The military said yesterday's clash began when a unit of Marines investigated a report of militant activity in Laghman, a province in an opium-producing region about 60 miles east of the capital, Kabul.
Insurgents opened fire on the Marines with small arms and rocket-propelled grenades and then split into two groups, one of which fled to a village and the other to a cave on a nearby ridge, a military statement said.
"US Air Force A-10 aircraft engaged the insurgents in the cave and a squad of Marines went afterwards to assess the situation," the statement said. "The two Marines were killed while clearing the cave area."
Their names were withheld pending notification of next of kin.
"Two insurgents were confirmed killed and another 21 suspected dead," the military said. There was no word on any wounded from either side.

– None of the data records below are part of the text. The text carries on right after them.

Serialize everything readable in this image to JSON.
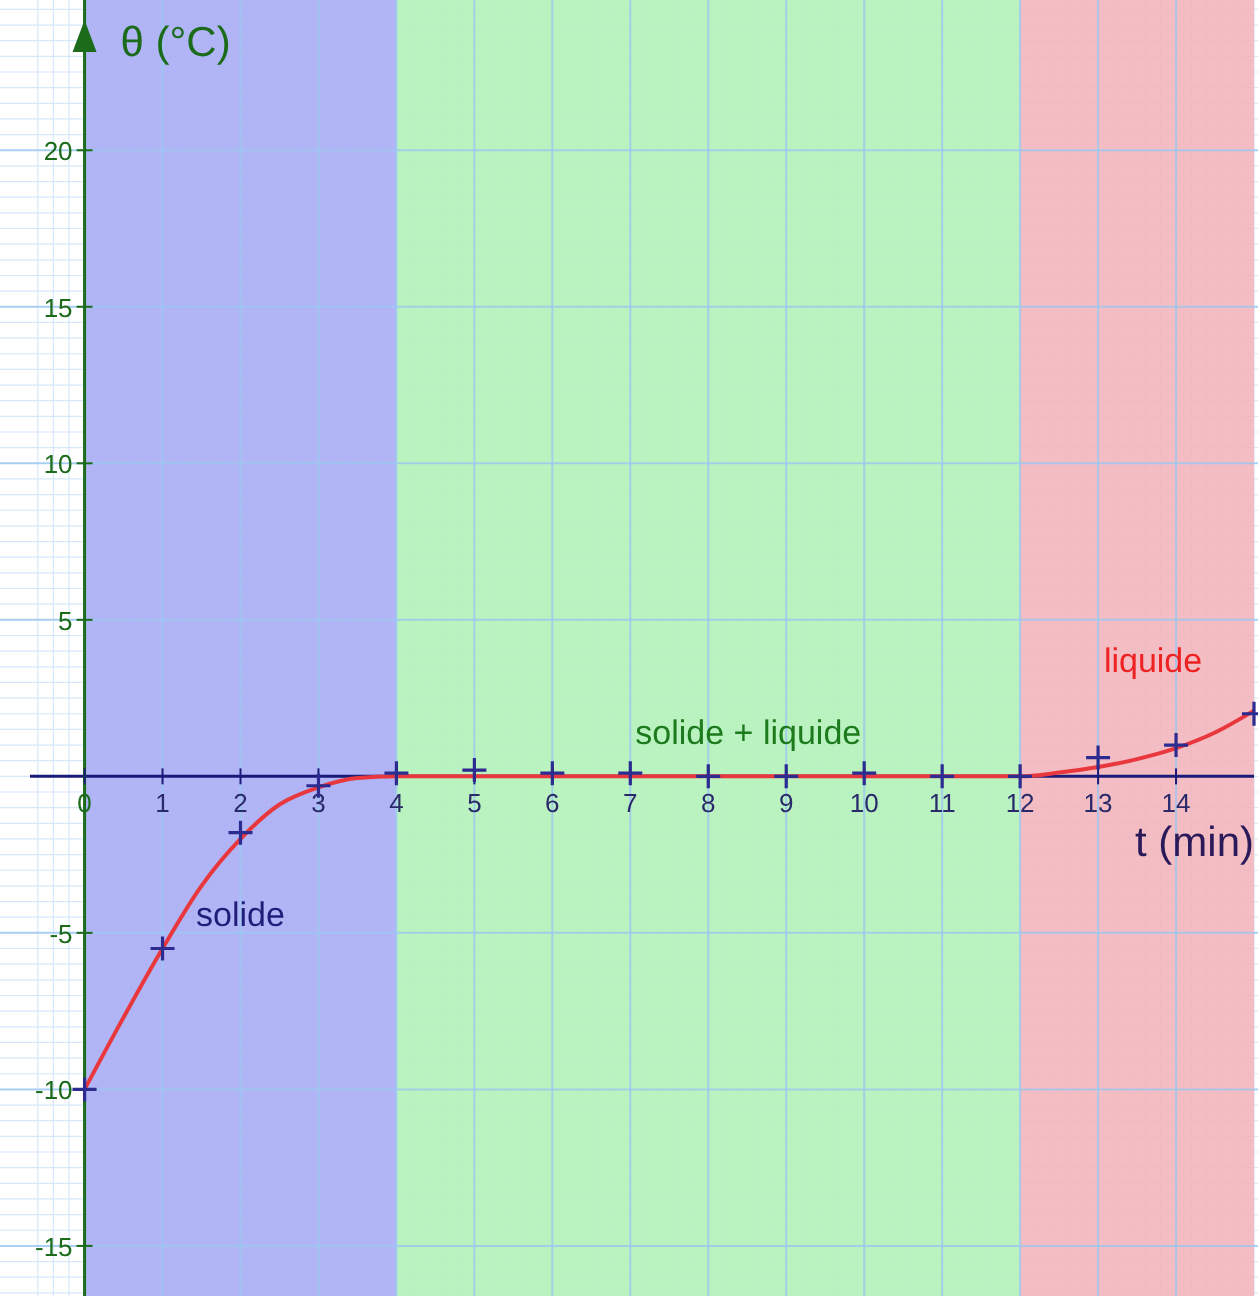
{
  "chart_data": {
    "type": "scatter",
    "xlabel": "t  (min)",
    "ylabel": "θ (°C)",
    "xlim": [
      -0.7,
      15
    ],
    "ylim": [
      -16.6,
      24.8
    ],
    "xticks": [
      0,
      1,
      2,
      3,
      4,
      5,
      6,
      7,
      8,
      9,
      10,
      11,
      12,
      13,
      14
    ],
    "yticks": [
      -15,
      -10,
      -5,
      5,
      10,
      15,
      20
    ],
    "grid": true,
    "bands": [
      {
        "axis": "x",
        "from": 0,
        "to": 4,
        "color": "#a9adf5",
        "label": "solide"
      },
      {
        "axis": "x",
        "from": 4,
        "to": 12,
        "color": "#b2f2b9",
        "label": "solide + liquide"
      },
      {
        "axis": "x",
        "from": 12,
        "to": 15,
        "color": "#f2b6bd",
        "label": "liquide"
      }
    ],
    "series": [
      {
        "type": "line",
        "color": "#e8383d",
        "x": [
          0,
          0.5,
          1,
          1.5,
          2,
          2.5,
          3,
          3.5,
          4,
          6,
          8,
          10,
          12,
          12.5,
          13,
          13.5,
          14,
          14.5,
          15
        ],
        "values": [
          -10,
          -7.7,
          -5.5,
          -3.5,
          -2,
          -0.9,
          -0.35,
          -0.05,
          0,
          0,
          0,
          0,
          0,
          0.12,
          0.3,
          0.55,
          0.9,
          1.4,
          2.1
        ]
      },
      {
        "color": "#2b2b90",
        "marker": "cross",
        "x": [
          0,
          1,
          2,
          3,
          4,
          5,
          6,
          7,
          8,
          9,
          10,
          11,
          12,
          13,
          14,
          15
        ],
        "values": [
          -10,
          -5.5,
          -1.8,
          -0.3,
          0.1,
          0.2,
          0.1,
          0.1,
          0,
          0,
          0.1,
          0,
          0,
          0.6,
          1,
          2
        ]
      }
    ]
  }
}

Militants opposed to the US-backed government of President Hamid Karzai have stepped up their three-year-old insurgency after the melt of the winter's snow, carrying out a string of assaults and bombings.

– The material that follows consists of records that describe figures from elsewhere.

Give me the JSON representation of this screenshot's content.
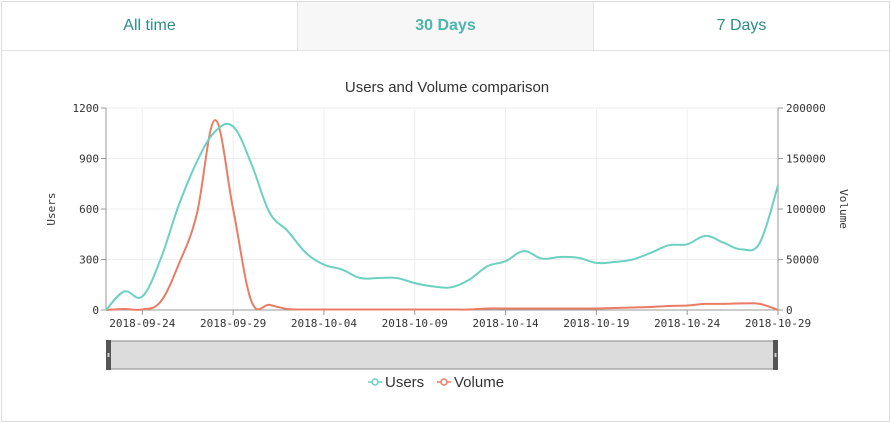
{
  "tabs": [
    {
      "label": "All time",
      "active": false
    },
    {
      "label": "30 Days",
      "active": true
    },
    {
      "label": "7 Days",
      "active": false
    }
  ],
  "colors": {
    "users": "#6cd1c1",
    "volume": "#e97c64",
    "tab_text": "#2c8c86",
    "tab_active_text": "#4cb5ac"
  },
  "chart_data": {
    "type": "line",
    "title": "Users and Volume comparison",
    "y_left_label": "Users",
    "y_right_label": "Volume",
    "y_left_range": [
      0,
      1200
    ],
    "y_right_range": [
      0,
      200000
    ],
    "y_left_ticks": [
      "0",
      "300",
      "600",
      "900",
      "1200"
    ],
    "y_right_ticks": [
      "0",
      "50000",
      "100000",
      "150000",
      "200000"
    ],
    "x_range": [
      "2018-09-22",
      "2018-10-29"
    ],
    "x_ticks": [
      "2018-09-24",
      "2018-09-29",
      "2018-10-04",
      "2018-10-09",
      "2018-10-14",
      "2018-10-19",
      "2018-10-24",
      "2018-10-29"
    ],
    "grid": true,
    "legend_position": "bottom",
    "series": [
      {
        "name": "Users",
        "axis": "left",
        "points": [
          [
            "2018-09-22",
            0
          ],
          [
            "2018-09-23",
            110
          ],
          [
            "2018-09-24",
            80
          ],
          [
            "2018-09-25",
            300
          ],
          [
            "2018-09-26",
            620
          ],
          [
            "2018-09-27",
            880
          ],
          [
            "2018-09-28",
            1060
          ],
          [
            "2018-09-29",
            1090
          ],
          [
            "2018-09-30",
            870
          ],
          [
            "2018-10-01",
            580
          ],
          [
            "2018-10-02",
            470
          ],
          [
            "2018-10-03",
            340
          ],
          [
            "2018-10-04",
            270
          ],
          [
            "2018-10-05",
            240
          ],
          [
            "2018-10-06",
            190
          ],
          [
            "2018-10-07",
            190
          ],
          [
            "2018-10-08",
            190
          ],
          [
            "2018-10-09",
            160
          ],
          [
            "2018-10-10",
            140
          ],
          [
            "2018-10-11",
            135
          ],
          [
            "2018-10-12",
            180
          ],
          [
            "2018-10-13",
            260
          ],
          [
            "2018-10-14",
            290
          ],
          [
            "2018-10-15",
            350
          ],
          [
            "2018-10-16",
            305
          ],
          [
            "2018-10-17",
            315
          ],
          [
            "2018-10-18",
            310
          ],
          [
            "2018-10-19",
            280
          ],
          [
            "2018-10-20",
            285
          ],
          [
            "2018-10-21",
            300
          ],
          [
            "2018-10-22",
            340
          ],
          [
            "2018-10-23",
            385
          ],
          [
            "2018-10-24",
            390
          ],
          [
            "2018-10-25",
            440
          ],
          [
            "2018-10-26",
            400
          ],
          [
            "2018-10-27",
            360
          ],
          [
            "2018-10-28",
            400
          ],
          [
            "2018-10-29",
            740
          ]
        ]
      },
      {
        "name": "Volume",
        "axis": "right",
        "points": [
          [
            "2018-09-22",
            0
          ],
          [
            "2018-09-23",
            1000
          ],
          [
            "2018-09-24",
            500
          ],
          [
            "2018-09-25",
            8000
          ],
          [
            "2018-09-26",
            45000
          ],
          [
            "2018-09-27",
            95000
          ],
          [
            "2018-09-28",
            188000
          ],
          [
            "2018-09-29",
            100000
          ],
          [
            "2018-09-30",
            9000
          ],
          [
            "2018-10-01",
            5000
          ],
          [
            "2018-10-02",
            1000
          ],
          [
            "2018-10-03",
            500
          ],
          [
            "2018-10-04",
            500
          ],
          [
            "2018-10-05",
            500
          ],
          [
            "2018-10-06",
            500
          ],
          [
            "2018-10-07",
            500
          ],
          [
            "2018-10-08",
            500
          ],
          [
            "2018-10-09",
            500
          ],
          [
            "2018-10-10",
            500
          ],
          [
            "2018-10-11",
            500
          ],
          [
            "2018-10-12",
            500
          ],
          [
            "2018-10-13",
            1500
          ],
          [
            "2018-10-14",
            1500
          ],
          [
            "2018-10-15",
            1500
          ],
          [
            "2018-10-16",
            1500
          ],
          [
            "2018-10-17",
            1500
          ],
          [
            "2018-10-18",
            1500
          ],
          [
            "2018-10-19",
            1500
          ],
          [
            "2018-10-20",
            2000
          ],
          [
            "2018-10-21",
            2500
          ],
          [
            "2018-10-22",
            3000
          ],
          [
            "2018-10-23",
            4000
          ],
          [
            "2018-10-24",
            4500
          ],
          [
            "2018-10-25",
            6000
          ],
          [
            "2018-10-26",
            6000
          ],
          [
            "2018-10-27",
            6500
          ],
          [
            "2018-10-28",
            6000
          ],
          [
            "2018-10-29",
            0
          ]
        ]
      }
    ]
  }
}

Sunday's deaths bring to 143 the number of American troops killed in and around Afghanistan since the start of Operation Enduring Freedom in 2001, according to US Defence Department statistics.

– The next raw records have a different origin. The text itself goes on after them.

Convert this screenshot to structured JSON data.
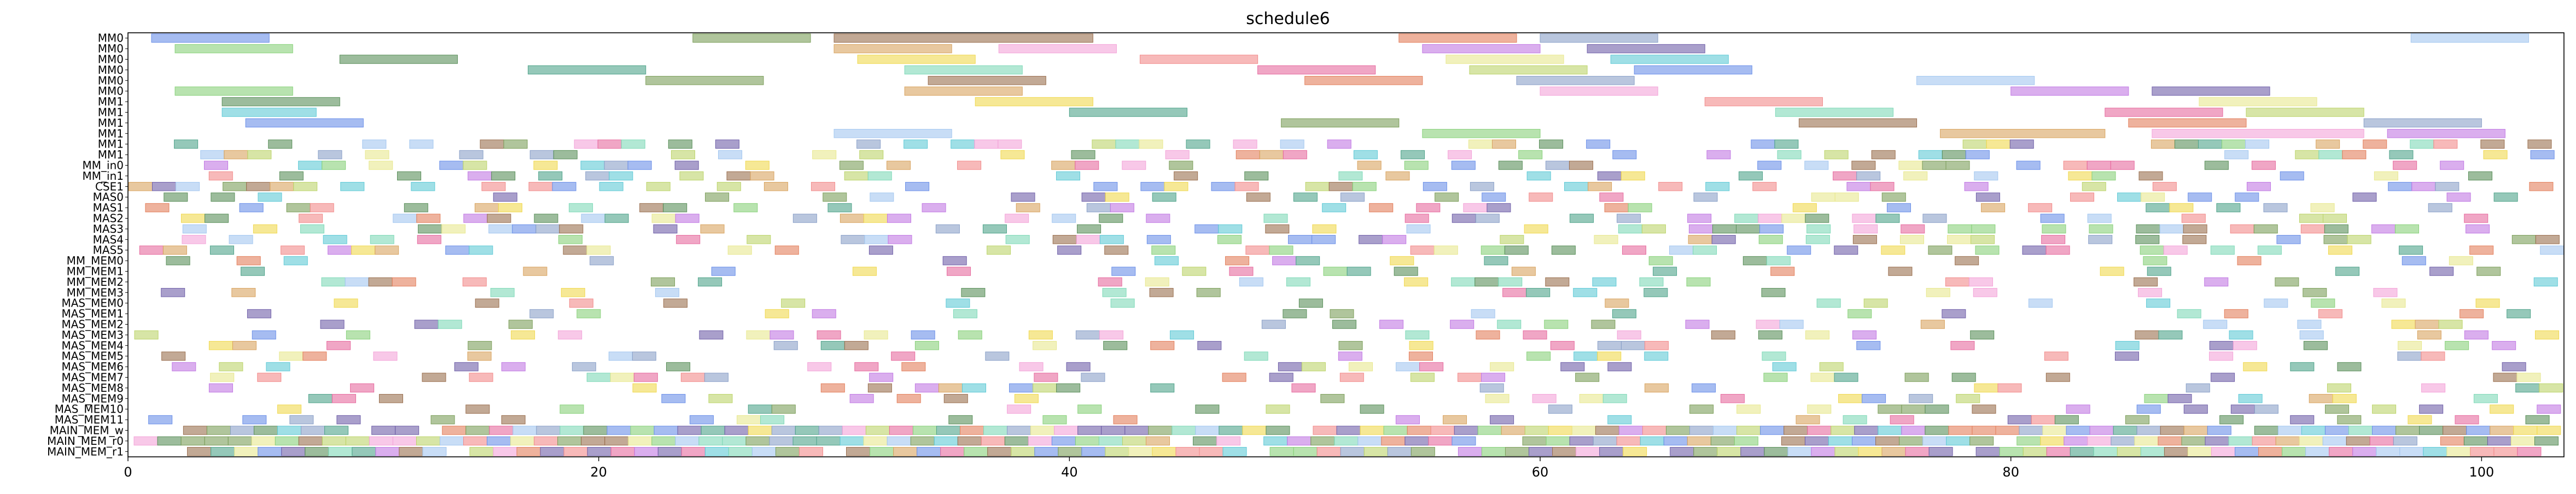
{
  "chart_data": {
    "type": "gantt",
    "title": "schedule6",
    "xlabel": "",
    "ylabel": "",
    "xlim": [
      0,
      103.5
    ],
    "grid": false,
    "legend": "none",
    "x_ticks": [
      0,
      20,
      40,
      60,
      80,
      100
    ],
    "rows": [
      "MM0",
      "MM0",
      "MM0",
      "MM0",
      "MM0",
      "MM0",
      "MM1",
      "MM1",
      "MM1",
      "MM1",
      "MM1",
      "MM1",
      "MM_in0",
      "MM_in1",
      "CSE1",
      "MAS0",
      "MAS1",
      "MAS2",
      "MAS3",
      "MAS4",
      "MAS5",
      "MM_MEM0",
      "MM_MEM1",
      "MM_MEM2",
      "MM_MEM3",
      "MAS_MEM0",
      "MAS_MEM1",
      "MAS_MEM2",
      "MAS_MEM3",
      "MAS_MEM4",
      "MAS_MEM5",
      "MAS_MEM6",
      "MAS_MEM7",
      "MAS_MEM8",
      "MAS_MEM9",
      "MAS_MEM10",
      "MAS_MEM11",
      "MAIN_MEM_w",
      "MAIN_MEM_r0",
      "MAIN_MEM_r1"
    ],
    "palette": [
      "#6a8fe8",
      "#e37f5c",
      "#88d17a",
      "#c178e3",
      "#f0d84f",
      "#5fc9d6",
      "#e66a9e",
      "#7c9e5a",
      "#8aa0c8",
      "#d8a35f",
      "#6f5fa8",
      "#f28b8b",
      "#4fa38a",
      "#bcd46a",
      "#9a6f4f",
      "#a3c7f0",
      "#f3a3d8",
      "#5a8f5a",
      "#e8e88f",
      "#7fd9b8"
    ],
    "bars": [
      {
        "row": 0,
        "start": 1,
        "end": 6
      },
      {
        "row": 0,
        "start": 24,
        "end": 29
      },
      {
        "row": 0,
        "start": 30,
        "end": 41
      },
      {
        "row": 0,
        "start": 54,
        "end": 59
      },
      {
        "row": 0,
        "start": 60,
        "end": 65
      },
      {
        "row": 0,
        "start": 97,
        "end": 102
      },
      {
        "row": 1,
        "start": 2,
        "end": 7
      },
      {
        "row": 1,
        "start": 30,
        "end": 35
      },
      {
        "row": 1,
        "start": 37,
        "end": 42
      },
      {
        "row": 1,
        "start": 55,
        "end": 60
      },
      {
        "row": 1,
        "start": 62,
        "end": 67
      },
      {
        "row": 2,
        "start": 9,
        "end": 14
      },
      {
        "row": 2,
        "start": 31,
        "end": 36
      },
      {
        "row": 2,
        "start": 43,
        "end": 48
      },
      {
        "row": 2,
        "start": 56,
        "end": 61
      },
      {
        "row": 2,
        "start": 63,
        "end": 68
      },
      {
        "row": 3,
        "start": 17,
        "end": 22
      },
      {
        "row": 3,
        "start": 33,
        "end": 38
      },
      {
        "row": 3,
        "start": 48,
        "end": 53
      },
      {
        "row": 3,
        "start": 57,
        "end": 62
      },
      {
        "row": 3,
        "start": 64,
        "end": 69
      },
      {
        "row": 4,
        "start": 22,
        "end": 27
      },
      {
        "row": 4,
        "start": 34,
        "end": 39
      },
      {
        "row": 4,
        "start": 50,
        "end": 55
      },
      {
        "row": 4,
        "start": 59,
        "end": 64
      },
      {
        "row": 4,
        "start": 76,
        "end": 81
      },
      {
        "row": 5,
        "start": 2,
        "end": 7
      },
      {
        "row": 5,
        "start": 33,
        "end": 38
      },
      {
        "row": 5,
        "start": 60,
        "end": 65
      },
      {
        "row": 5,
        "start": 80,
        "end": 85
      },
      {
        "row": 5,
        "start": 86,
        "end": 91
      },
      {
        "row": 6,
        "start": 4,
        "end": 9
      },
      {
        "row": 6,
        "start": 36,
        "end": 41
      },
      {
        "row": 6,
        "start": 67,
        "end": 72
      },
      {
        "row": 6,
        "start": 88,
        "end": 93
      },
      {
        "row": 7,
        "start": 4,
        "end": 8
      },
      {
        "row": 7,
        "start": 40,
        "end": 45
      },
      {
        "row": 7,
        "start": 70,
        "end": 75
      },
      {
        "row": 7,
        "start": 84,
        "end": 89
      },
      {
        "row": 7,
        "start": 90,
        "end": 95
      },
      {
        "row": 8,
        "start": 5,
        "end": 10
      },
      {
        "row": 8,
        "start": 49,
        "end": 54
      },
      {
        "row": 8,
        "start": 71,
        "end": 76
      },
      {
        "row": 8,
        "start": 85,
        "end": 90
      },
      {
        "row": 8,
        "start": 95,
        "end": 100
      },
      {
        "row": 9,
        "start": 30,
        "end": 35
      },
      {
        "row": 9,
        "start": 55,
        "end": 60
      },
      {
        "row": 9,
        "start": 77,
        "end": 84
      },
      {
        "row": 9,
        "start": 86,
        "end": 95
      },
      {
        "row": 9,
        "start": 96,
        "end": 101
      }
    ],
    "fill_rows_from": 10
  }
}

However, rebels have suffered massive casualties when American warplanes have caught them in large groups on open ground.
In the bloodiest fighting in nine months, US and Afghan forces including American warplanes clashed with bands of suspected insurgents in two southern provinces last week. Sixty-four rebels, nine Afghan soldiers and an Afghan policeman were reported killed, while six American troops were among the wounded.
American commanders insist they are grinding the insurgents down and persuading villagers in a belt of territory along the Pakistani border to stop sheltering them. They also suggest the 18,000-strong US-led force could be trimmed after September 18 parliamentary elections if a government reconciliation plan takes off.
President Karzai and US officials have said the process should be open to all "non-criminal" Taliban and members of other militant groups. Officials say several dozens former fighters had come forward and would be accepted back into Afghan life.
But the head of a peace commission supposed to oversee the process said today the offer even covered Taliban leader Mullah Mohammed Omar and renegade former Premier Gulbuddin Hekmatyar, both wanted as terrorists by the US.
Sibghatullah Mujaddedi, a former Afghan president, said he would negotiate with any Afghans ready to lay down their arms and recognise Karzai and Afghanistan's new democratic constitution.
"Sometimes policies toward some people change, and this was the old policy toward Mullah Omar and Hekmatyar," Mujaddedi said at a news conference. "Our commission is independent and we want to deal with all individuals."
Mujaddedi said he had cleared his approach with the government, though officials in Karzai's office declined to comment.
US spokesman Colonel James Yonts said the military was studying his remarks, but suggested he had stepped out of line.
"Our position all along has been that those guilty of serious crimes must be responsible for their actions," Yonts told The Associated Press. "We believe the government of Afghanistan understands and supports that."
Mujaddedi said the commission didn't know where Omar and Hekmatyar were, but insisted the fugitives were growing tired of "fleeing from cave to cave."
"From what we understand, these two individuals regret fighting and are not interested in fighting any more," Mujaddedi said. "If they come and join the peace process, we will see what their conditions are. If they are acceptable for us and the government, we will accept them."
Separately, the US military said it had found no trace of a radio station which a purported Taliban spokesman claimed last month was broadcasting near the southern city of Kandahar.
"To date, we don't have any actionable intelligence that this radio station exists," spokeswoman Lieutenant Cindy Moore said.